Hacker News new | ask | show | jobs
by ignoramous 1789 days ago
You'd likely need to do several things, but one mitigation is to set up a network-wide firewall to block everything except IPs and domains you explicitly add to allowlist, and only connect your devices through the firewall.

For iOS, I don't believe a capable on-device firewall exists; but even if it did, NSO likely may have compromised it too.

Also: If it amounts to unlawful tapping where you live [0], you may want to consider a legal recourse (like signing up for a class-action?).

[0] https://en.wikipedia.org/wiki/Telephone_tapping#Legal_status

1 comments

I don't believe there are proper application level firewalls. You can however (at least if the entire OS isn't compromised at the time of the network requests) get something which is better than nothing through the private DNS API.

If you configure your own private DNS server over DNS-over-HTTPS, and have your own logging on it, you can review your DNS logs across any devices configured to use it, rapidly.

While keeping a log of your own DNS queries might be a risk for some threat models, if you aren't doing this, chances are you were sending your DNS traffic in the clear to your ISP or mobile operator (or into a VPN provider of questionable trust). You probably aren't a huge amount more exposed by logging it for yourself.

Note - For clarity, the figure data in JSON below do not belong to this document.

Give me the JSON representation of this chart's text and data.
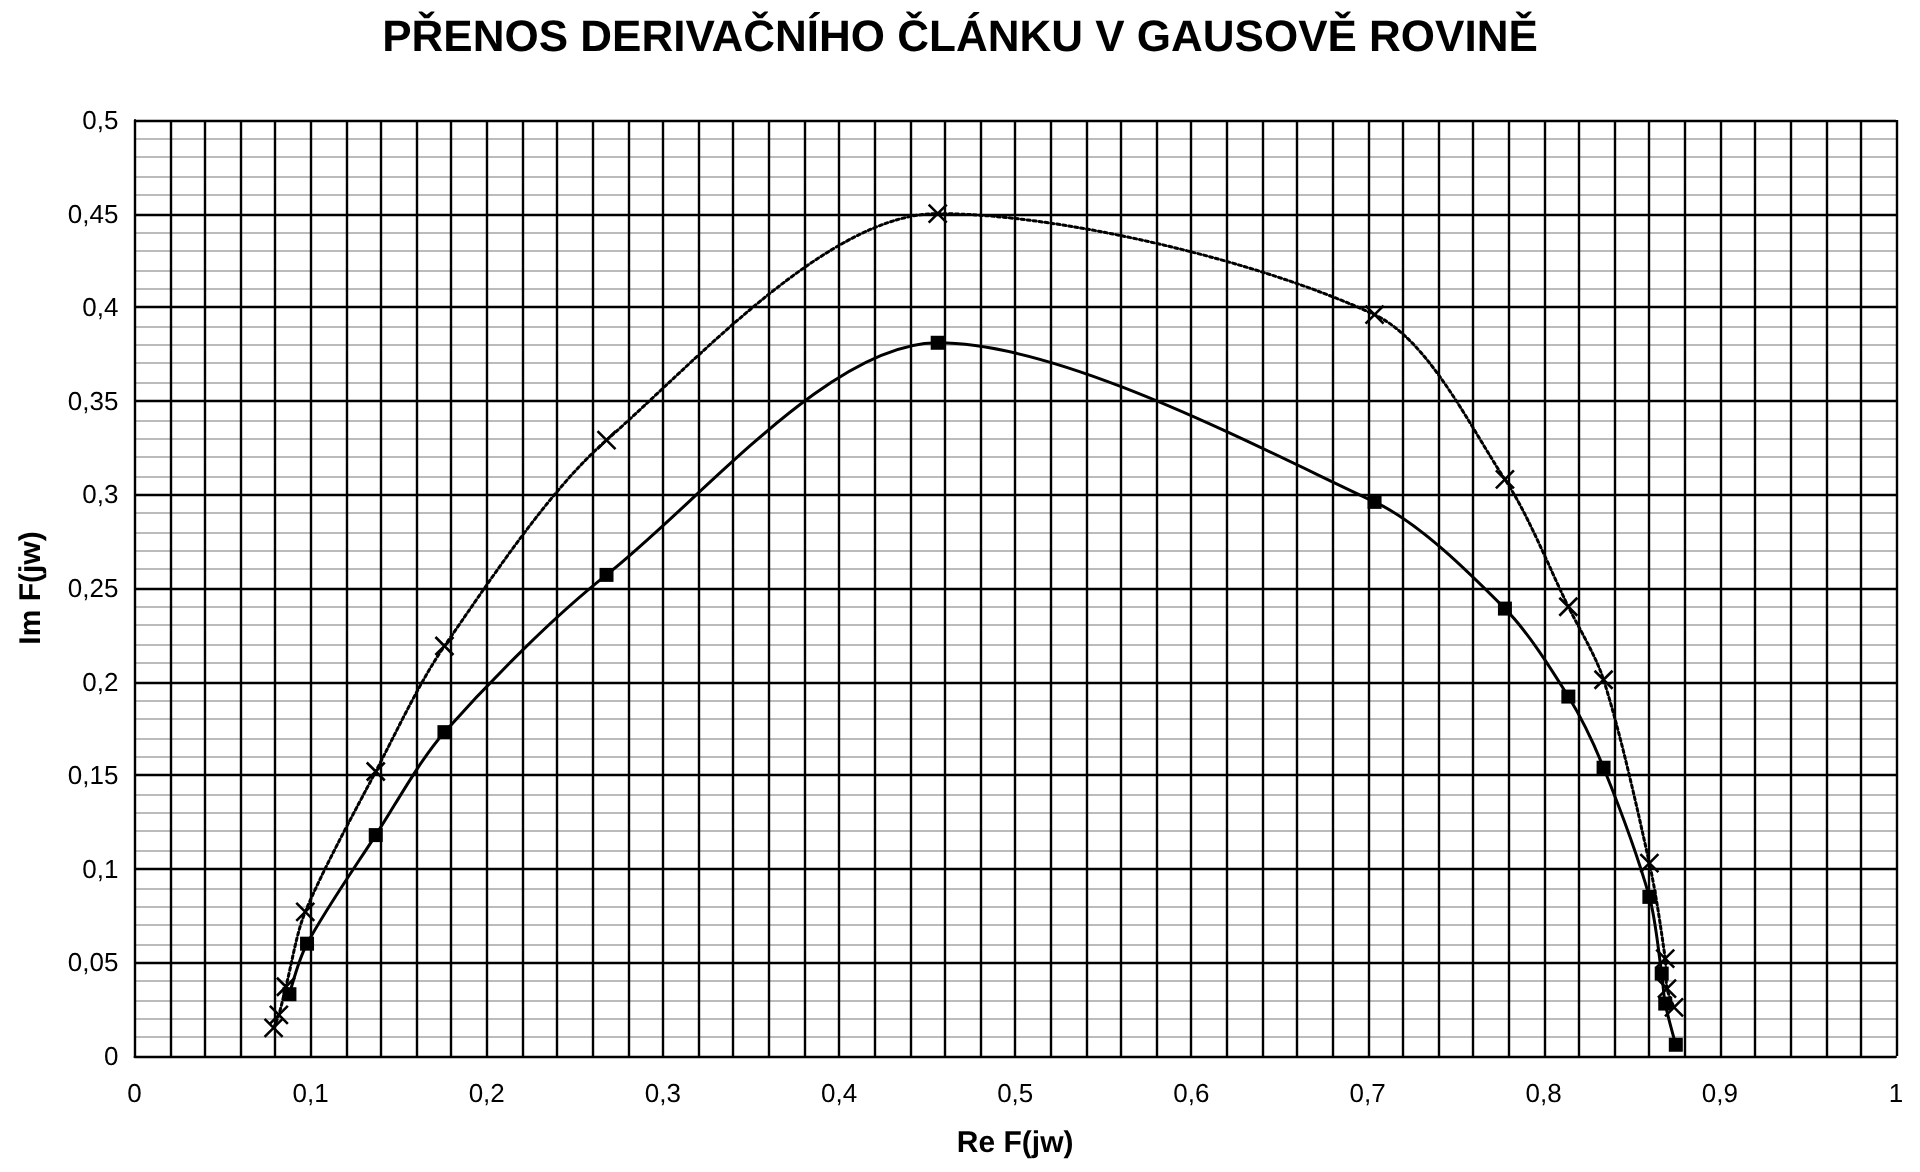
{
  "chart_data": {
    "type": "line",
    "title": "PŘENOS DERIVAČNÍHO ČLÁNKU V GAUSOVĚ ROVINĚ",
    "xlabel": "Re F(jw)",
    "ylabel": "Im F(jw)",
    "xlim": [
      0,
      1
    ],
    "ylim": [
      0,
      0.5
    ],
    "xticks": [
      {
        "value": 0,
        "label": "0"
      },
      {
        "value": 0.02,
        "label": null
      },
      {
        "value": 0.04,
        "label": null
      },
      {
        "value": 0.06,
        "label": null
      },
      {
        "value": 0.08,
        "label": null
      },
      {
        "value": 0.1,
        "label": "0,1"
      },
      {
        "value": 0.12,
        "label": null
      },
      {
        "value": 0.14,
        "label": null
      },
      {
        "value": 0.16,
        "label": null
      },
      {
        "value": 0.18,
        "label": null
      },
      {
        "value": 0.2,
        "label": "0,2"
      },
      {
        "value": 0.22,
        "label": null
      },
      {
        "value": 0.24,
        "label": null
      },
      {
        "value": 0.26,
        "label": null
      },
      {
        "value": 0.28,
        "label": null
      },
      {
        "value": 0.3,
        "label": "0,3"
      },
      {
        "value": 0.32,
        "label": null
      },
      {
        "value": 0.34,
        "label": null
      },
      {
        "value": 0.36,
        "label": null
      },
      {
        "value": 0.38,
        "label": null
      },
      {
        "value": 0.4,
        "label": "0,4"
      },
      {
        "value": 0.42,
        "label": null
      },
      {
        "value": 0.44,
        "label": null
      },
      {
        "value": 0.46,
        "label": null
      },
      {
        "value": 0.48,
        "label": null
      },
      {
        "value": 0.5,
        "label": "0,5"
      },
      {
        "value": 0.52,
        "label": null
      },
      {
        "value": 0.54,
        "label": null
      },
      {
        "value": 0.56,
        "label": null
      },
      {
        "value": 0.58,
        "label": null
      },
      {
        "value": 0.6,
        "label": "0,6"
      },
      {
        "value": 0.62,
        "label": null
      },
      {
        "value": 0.64,
        "label": null
      },
      {
        "value": 0.66,
        "label": null
      },
      {
        "value": 0.68,
        "label": null
      },
      {
        "value": 0.7,
        "label": "0,7"
      },
      {
        "value": 0.72,
        "label": null
      },
      {
        "value": 0.74,
        "label": null
      },
      {
        "value": 0.76,
        "label": null
      },
      {
        "value": 0.78,
        "label": null
      },
      {
        "value": 0.8,
        "label": "0,8"
      },
      {
        "value": 0.82,
        "label": null
      },
      {
        "value": 0.84,
        "label": null
      },
      {
        "value": 0.86,
        "label": null
      },
      {
        "value": 0.88,
        "label": null
      },
      {
        "value": 0.9,
        "label": "0,9"
      },
      {
        "value": 0.92,
        "label": null
      },
      {
        "value": 0.94,
        "label": null
      },
      {
        "value": 0.96,
        "label": null
      },
      {
        "value": 0.98,
        "label": null
      },
      {
        "value": 1,
        "label": "1"
      }
    ],
    "yticks": [
      {
        "value": 0,
        "label": "0"
      },
      {
        "value": 0.05,
        "label": "0,05"
      },
      {
        "value": 0.1,
        "label": "0,1"
      },
      {
        "value": 0.15,
        "label": "0,15"
      },
      {
        "value": 0.2,
        "label": "0,2"
      },
      {
        "value": 0.25,
        "label": "0,25"
      },
      {
        "value": 0.3,
        "label": "0,3"
      },
      {
        "value": 0.35,
        "label": "0,35"
      },
      {
        "value": 0.4,
        "label": "0,4"
      },
      {
        "value": 0.45,
        "label": "0,45"
      },
      {
        "value": 0.5,
        "label": "0,5"
      }
    ],
    "grid": true,
    "series": [
      {
        "color": "#000000",
        "marker": "square",
        "line_style": "solid",
        "x": [
          0.088,
          0.098,
          0.137,
          0.176,
          0.268,
          0.456,
          0.704,
          0.778,
          0.814,
          0.834,
          0.86,
          0.867,
          0.869,
          0.875
        ],
        "values": [
          0.033,
          0.06,
          0.118,
          0.173,
          0.257,
          0.381,
          0.296,
          0.239,
          0.192,
          0.154,
          0.085,
          0.044,
          0.028,
          0.006
        ]
      },
      {
        "color": "#000000",
        "marker": "cross",
        "line_style": "dotted",
        "x": [
          0.079,
          0.082,
          0.086,
          0.097,
          0.137,
          0.176,
          0.268,
          0.456,
          0.704,
          0.778,
          0.814,
          0.834,
          0.86,
          0.869,
          0.87,
          0.874
        ],
        "values": [
          0.015,
          0.022,
          0.037,
          0.077,
          0.152,
          0.219,
          0.329,
          0.45,
          0.396,
          0.308,
          0.24,
          0.201,
          0.103,
          0.052,
          0.036,
          0.026
        ]
      }
    ]
  }
}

This let me check for any of the IOC domains given in the write-up. While no doubt there will be attacks which could override the provisioning profile that forces this DNS to be used, it would still need to get into the system without making a query that's part of the IOCs. That limits attack vectors a fair bit - the payloads here seemed to do a fair bit of network-based fetching of subsequent payloads. The hostnames of these requests should be logged on your DNS and enable you to rapidly confirm if exposed.

As a bonus you can do host level ad blocking via this DNS server, which should definitely be the minimum you do if you're concerned about skilled attacker threat models - code execution in the browser via a delivered ad isn't something you want to make easy!

> If you configure your own private DNS server over DNS-over-HTTPS, and have your own logging on it, you can review your DNS logs across any devices configured to use it, rapidly.

Pegasus can always DoH its DNS queries to a server of its choosing bypassing any and all network-wide / os-wide DNS settings. Granted IoCs can be set to flag such behaviour. Besides, DNS and ICMP can be additionally be used to siphon off data too.

When used carefully, IP firewalls make for a good defence.

> ...if you're concerned about skilled attacker threat models - code execution in the browser via a delivered ad isn't something you want to make easy!

True. If NSO group is in your threat-model, it definitely warrants extreme paranoia and caution.

Good point - perhaps didn't make the limitations clear enough though - this would only help if the early payload gets delivered through a request made to a remote server (which inherently goes through default system DNS).

That's a fairly common compromise model though in my view - a message might contain a URL, and your phone might locally do a fetch of it to prepare a pretty preview, and that might try to exploit some weakness in the browser engine or whatever.

Given this was delivered via iMessage you're right - once they have code execution, the attacker can evade your DNS. If they can't get enough code in through their initial method to get their own DNS going, they might send a dropper which then pulls more code in from elsewhere, and that may give you an IOC to detect from that first query. If they can front their content on a popular domain though, this won't help.

Definitely favour network level protections before doing this, but if you just want the ability to get a view of your own DNS traffic from your device when it moves across WiFi and mobile data, this will give you a starting point.